Yeah, how can I make this not happen to me?

Aside from some annoying .dll edits that could help temporarily? Wait for a patch and avoid questionable sites.

Don't worry, nobody here is clever enough to pull it off.

I beg to differ.

You bitch! I just had to reinstall win

::edit::

Damnit! I had to do it ag

::edit::

OMFG STOP FUCKING UP MY WINDOWS INSTALL, VIRUS!!1

Better not go to imageshack.com!

Get it! Image Shack! Images Hack! z0mg!

I remember reading something about this in a book, and how it was like the "be-all end-all" of viruses.

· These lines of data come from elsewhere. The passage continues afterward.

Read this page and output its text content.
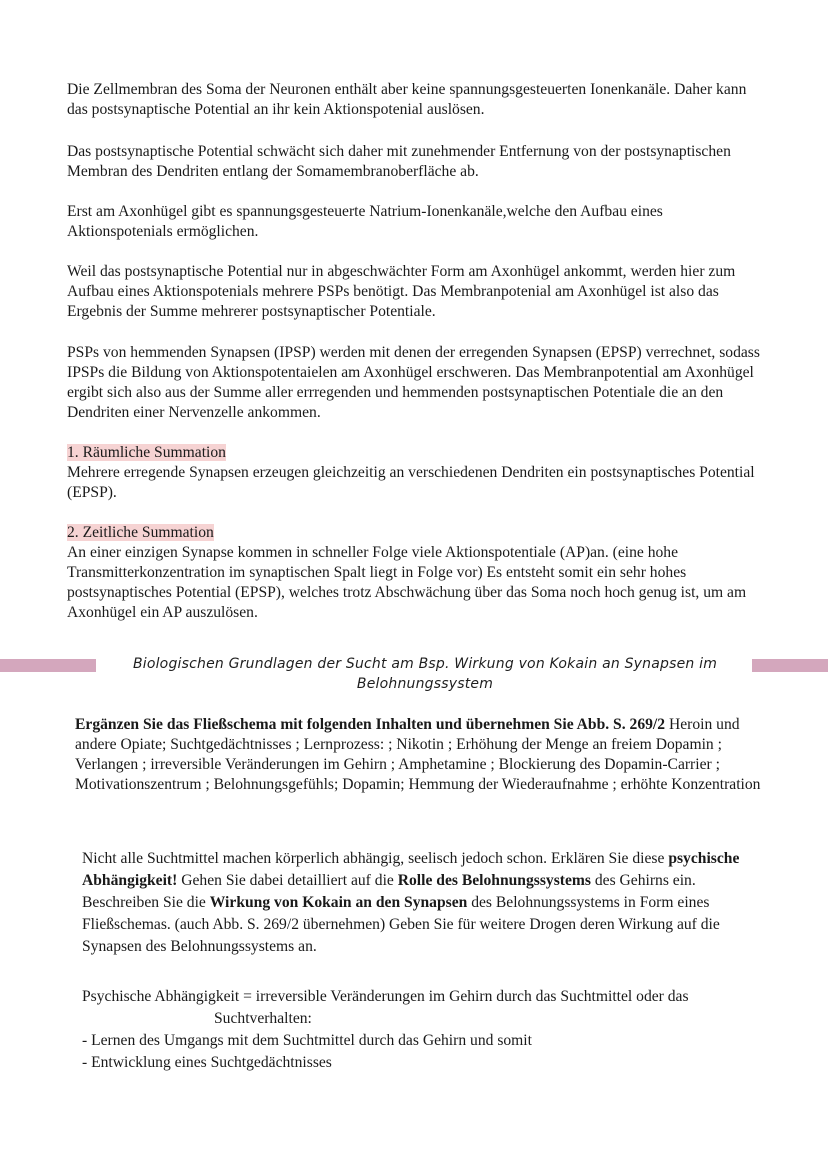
Die Zellmembran des Soma der Neuronen enthält aber keine spannungsgesteuerten Ionenkanäle. Daher kann das postsynaptische Potential an ihr kein Aktionspotenial auslösen.

Das postsynaptische Potential schwächt sich daher mit zunehmender Entfernung von der postsynaptischen Membran des Dendriten entlang der Somamembranoberfläche ab.

Erst am Axonhügel gibt es spannungsgesteuerte Natrium-Ionenkanäle,welche den Aufbau eines Aktionspotenials ermöglichen.

Weil das postsynaptische Potential nur in abgeschwächter Form am Axonhügel ankommt, werden hier zum Aufbau eines Aktionspotenials mehrere PSPs benötigt. Das Membranpotenial am Axonhügel ist also das Ergebnis der Summe mehrerer postsynaptischer Potentiale.

PSPs von hemmenden Synapsen (IPSP) werden mit denen der erregenden Synapsen (EPSP) verrechnet, sodass IPSPs die Bildung von Aktionspotentaielen am Axonhügel erschweren. Das Membranpotential am Axonhügel ergibt sich also aus der Summe aller errregenden und hemmenden postsynaptischen Potentiale die an den Dendriten einer Nervenzelle ankommen.

1. Räumliche Summation
Mehrere erregende Synapsen erzeugen gleichzeitig an verschiedenen Dendriten ein postsynaptisches Potential (EPSP).
2. Zeitliche Summation
An einer einzigen Synapse kommen in schneller Folge viele Aktionspotentiale (AP)an. (eine hohe Transmitterkonzentration im synaptischen Spalt liegt in Folge vor) Es entsteht somit ein sehr hohes postsynaptisches Potential (EPSP), welches trotz Abschwächung über das Soma noch hoch genug ist, um am Axonhügel ein AP auszulösen.
Biologischen Grundlagen der Sucht am Bsp. Wirkung von Kokain an Synapsen im
Belohnungssystem

Ergänzen Sie das Fließschema mit folgenden Inhalten und übernehmen Sie Abb. S. 269/2 Heroin und andere Opiate; Suchtgedächtnisses ; Lernprozess: ; Nikotin ; Erhöhung der Menge an freiem Dopamin ; Verlangen ; irreversible Veränderungen im Gehirn ; Amphetamine ; Blockierung des Dopamin-Carrier ; Motivationszentrum ; Belohnungsgefühls; Dopamin; Hemmung der Wiederaufnahme ; erhöhte Konzentration

Nicht alle Suchtmittel machen körperlich abhängig, seelisch jedoch schon. Erklären Sie diese psychische Abhängigkeit! Gehen Sie dabei detailliert auf die Rolle des Belohnungssystems des Gehirns ein. Beschreiben Sie die Wirkung von Kokain an den Synapsen des Belohnungssystems in Form eines Fließschemas. (auch Abb. S. 269/2 übernehmen) Geben Sie für weitere Drogen deren Wirkung auf die Synapsen des Belohnungssystems an.

Psychische Abhängigkeit = irreversible Veränderungen im Gehirn durch das Suchtmittel oder das

Suchtverhalten:
- Lernen des Umgangs mit dem Suchtmittel durch das Gehirn und somit
- Entwicklung eines Suchtgedächtnisses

And now it's happening. Creepy.

The end-all of viruses is Ice-9.

Except that a virus can't work that way. In order to be classified as a virus, it has to be capable of self-propogation. This is a method usable for a trojan, which could in turn launch a virus.

Why the fuck does every exploit involving Windows "give the offender complete control of your PC?"

Because M$oft = Satan?

JRwakebord said:

Because M$oft = Satan?

Bill Gates=Satan
M$soft= Worse than the US Gov =\

Here's a temporary fix until the official patch is released.

http://www.hexblog.com/index.html

The fix should not interfere with the patch Microsoft eventually releases and can be removed afterwards.

You must admit, it's all pretty clever. I wonder who thought it all up, putting trojans and whatever in WMF files?